Craso dio un paso adelante y tendió la mano con ansiedad. Ése era su momento. Pero al tomar el órgano sangriento, se le resbaló de las manos, cayó al suelo y rodó alejándose de él.
Tarquinius respiró hondo.
—Nadie puede negar lo que esto significa.
Craso gimió. El corazón ya no era rojo. Miles de granos de arena cubrían su superficie y se había vuelto amarillo.
El color del desierto.
Se quedó mirando al sacerdote, que estaba lívido. Todos los espectadores se habían quedado paralizados de la impresión.
—¡Di algo!
El anciano carraspeó.
—¡Los augurios se mantienen! —exclamó—. ¡En la sangre he visto una poderosa victoria de los dioses!
Los hombres se miraron entre sí, muchos hicieron rápidamente el signo contra los maleficios, otros frotaron los amuletos de la suerte que llevaban al cuello. No habían visto el contenido del cuenco. Lo que habían visto era que a Craso se le había caído el corazón del toro, un símbolo fundamental del coraje. Las manos les empezaron a sudar y arrastraban los pies en la arena. En lugar de ovaciones, un molesto silencio se respiraba en el ambiente.
Al levantar la vista, Craso vio a un grupo de doce buitres planeando en las corrientes termales. No fue el único que los vio. No había tiempo que perder.

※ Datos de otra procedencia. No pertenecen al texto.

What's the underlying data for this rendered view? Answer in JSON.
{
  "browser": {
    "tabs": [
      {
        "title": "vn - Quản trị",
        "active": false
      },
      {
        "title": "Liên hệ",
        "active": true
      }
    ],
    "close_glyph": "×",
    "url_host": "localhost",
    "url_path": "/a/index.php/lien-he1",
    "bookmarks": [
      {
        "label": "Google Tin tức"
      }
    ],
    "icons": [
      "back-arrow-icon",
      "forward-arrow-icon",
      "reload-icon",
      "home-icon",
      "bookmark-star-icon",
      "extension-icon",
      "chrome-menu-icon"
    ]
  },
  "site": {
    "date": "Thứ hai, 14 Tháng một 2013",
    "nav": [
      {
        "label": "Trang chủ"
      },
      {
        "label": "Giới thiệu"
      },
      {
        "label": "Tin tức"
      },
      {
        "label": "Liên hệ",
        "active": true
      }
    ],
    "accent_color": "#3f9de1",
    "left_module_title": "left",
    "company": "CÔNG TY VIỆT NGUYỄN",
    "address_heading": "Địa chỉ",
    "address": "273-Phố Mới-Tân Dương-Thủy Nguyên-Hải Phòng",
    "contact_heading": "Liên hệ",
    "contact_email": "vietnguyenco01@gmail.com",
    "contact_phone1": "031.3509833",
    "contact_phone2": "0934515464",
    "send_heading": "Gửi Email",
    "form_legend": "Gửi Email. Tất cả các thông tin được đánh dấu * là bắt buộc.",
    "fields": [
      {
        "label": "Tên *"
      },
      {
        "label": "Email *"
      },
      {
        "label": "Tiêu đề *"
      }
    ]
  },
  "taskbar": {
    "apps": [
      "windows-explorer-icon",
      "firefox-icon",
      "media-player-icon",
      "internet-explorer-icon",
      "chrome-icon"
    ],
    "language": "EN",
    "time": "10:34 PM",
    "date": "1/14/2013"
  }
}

—¡Soldados de Roma! No os preocupéis —gritó—. Las manos del sacerdote son resbaladizas, ¡igual que las vuestras en contacto con la sangre de los partos!
Romulus se volvió nervioso hacia Tarquinius.
—Es un farsante —dijo el etrusco en voz baja—. Pero no temas. Todavía podemos sobrevivir.
Su comentario no resultaba muy tranquilizador. Parecía imposible que el ejército de Craso fuese derrotado, pero el corazón lleno de arena seguía en el suelo ante todos ellos.
Sangrienta manifestación.
Romulus quería creer en Tarquinius. La alternativa no quería ni pensarla.
Los legionarios que los rodeaban no estaban nada convencidos. El general intentó levantarles el ánimo, pero no lo consiguió. Con un violento gesto, les hizo retirarse y se marchó a la tienda con sus oficiales. Incluso Craso tuvo que admitir que el intento de inspirar a las tropas había sido un completo fracaso. Y la noticia se propagaría con rapidez. Intentó convencerse de que no había nada de lo que preocuparse.
Pero los dioses estaban enfadados.
Romulus miró hacia atrás, al ancho río que serpenteaba hacia el sur. Pronto el destino del ejército sería tan claro como las profundas aguas que fluían velozmente. Tras haber marchado por aquel vasto país, los hombres de Craso estaban a punto de adentrarse en territorio oriental, todavía más desconocido. Gruesos remolinos de neblina del amanecer colgaban bajos sobre la vía fluvial y ocultaban los grupos de juncos de las orillas. No faltaba mucho para que el sol quemase el velo gris y dejase la orilla al descubierto. Llegar al río tras muchos días de marcha había supuesto un gran alivio para el sediento ejército, pero ni Romulus ni miles de soldados que esperaban en silencio lograban entretenerse o relajarse. Craso y su hijo Publio los llevaban hacia el sureste.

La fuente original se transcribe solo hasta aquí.